Despite the success she enjoyed in her career, she led a tumultuous life, beset with debt and misfortune. When she died, she had little money to her name and was living under the rules of the King's bench prison in her final residence in Eliot's Row, St George's Fields.

==Career==
Bellamy had a successful career that, although begun by luck, was subsequently built on talent, hard work and determination.

While living with her mother she met Mr. Rich of Covent Garden Theatre as well as his daughters. By chance Mr. Rich heard her reciting passages from Othello one day while playing with his daughters. Impressed, he engaged her as a performer, and she made her professional debut on 22 November 1744, aged thirteen playing Monimia in The Orphan. Prior to her professional debut, she had already performed in Covent Garden in one of her first roles, a non-speaking part as the servant to Colombine in the Harlequin Barber in 1741. In 1745 she was engaged by Mr. Sheridan and accompanied him to Dublin, Ireland, as a theatrical recruit, where she remained for two seasons. Whilst she was there she found patronage with a Mrs Butler, who helped her to unseat Fanny Furnival from the role of Constance in King John. Bellamy took that role and Furnival, in an ill-planned revenge, stole Bellamy's dress to later appear on stage. The dress actually belonged to Butler, who got the audience to chant Furnival off the stage.

Bellamy returned to England in 1748 and spent the next few years performing in Covent Garden and Drury Lane. Between 1760 and 1764, she mainly performed in Dublin and Glasgow.
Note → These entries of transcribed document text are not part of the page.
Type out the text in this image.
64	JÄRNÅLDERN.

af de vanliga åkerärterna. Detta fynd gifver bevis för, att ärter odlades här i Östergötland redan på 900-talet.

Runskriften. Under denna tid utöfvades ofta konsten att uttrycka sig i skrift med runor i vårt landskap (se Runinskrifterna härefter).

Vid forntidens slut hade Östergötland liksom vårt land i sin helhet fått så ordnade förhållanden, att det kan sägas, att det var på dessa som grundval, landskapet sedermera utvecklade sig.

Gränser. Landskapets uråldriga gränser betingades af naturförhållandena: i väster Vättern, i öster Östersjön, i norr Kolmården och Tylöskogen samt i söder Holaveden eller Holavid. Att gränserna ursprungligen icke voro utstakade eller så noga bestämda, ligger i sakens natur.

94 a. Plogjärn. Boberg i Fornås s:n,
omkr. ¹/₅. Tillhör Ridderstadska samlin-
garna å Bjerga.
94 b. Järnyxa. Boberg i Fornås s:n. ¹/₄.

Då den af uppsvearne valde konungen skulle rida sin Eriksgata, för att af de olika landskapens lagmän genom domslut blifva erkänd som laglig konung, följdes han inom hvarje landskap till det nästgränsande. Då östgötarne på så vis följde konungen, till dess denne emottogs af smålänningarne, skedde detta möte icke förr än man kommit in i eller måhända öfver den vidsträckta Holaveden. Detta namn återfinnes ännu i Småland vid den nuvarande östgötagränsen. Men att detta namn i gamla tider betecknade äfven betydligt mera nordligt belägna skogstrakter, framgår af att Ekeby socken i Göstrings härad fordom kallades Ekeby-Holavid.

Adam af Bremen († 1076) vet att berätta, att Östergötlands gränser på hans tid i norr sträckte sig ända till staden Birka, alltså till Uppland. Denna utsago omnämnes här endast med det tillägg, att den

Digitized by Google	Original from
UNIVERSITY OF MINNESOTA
She officially retired from the stage in 1784 and died four years later on 16 February 1788.

One of her most significant roles was Juliet in Shakespeare's Romeo and Juliet, which she performed during the "Battle of the Romeos". The Battle of Romeos was a period of twelve days in 1750 in which Covent Garden and Drury Lane theatre put on productions of Romeo and Juliet simultaneously. In Covent Garden it was David Garrick and Bellamy, while Drury Lane had Spranger Barry and Susannah Cibber playing the title roles. At age nineteen, Bellamy was said to be more successful than Cibber, an already well-established tragic actress. "Several critics found Bellamy, young and beautiful, more physically appropriate for Juliet and more pleasing in the first half of the play"

Bellamy was known for being very strong willed, and some suggested that her determination contributed to her success as much as her acting abilities. One such example was the casting of Miss Wilford as Cordelia. Bellamy, unhappy with this decision, decided to take matters into her own hands and created and distributed hand-out sheets to the audience, stating that the role had been taken from her the night before. Aware that Miss Wilford had previously not been well received in this role, she said that, should the audience prefer, she would be ready to step into the part. As the curtain rose, the audience called so loudly for Bellamy that Wilford had no choice but to hand over the role.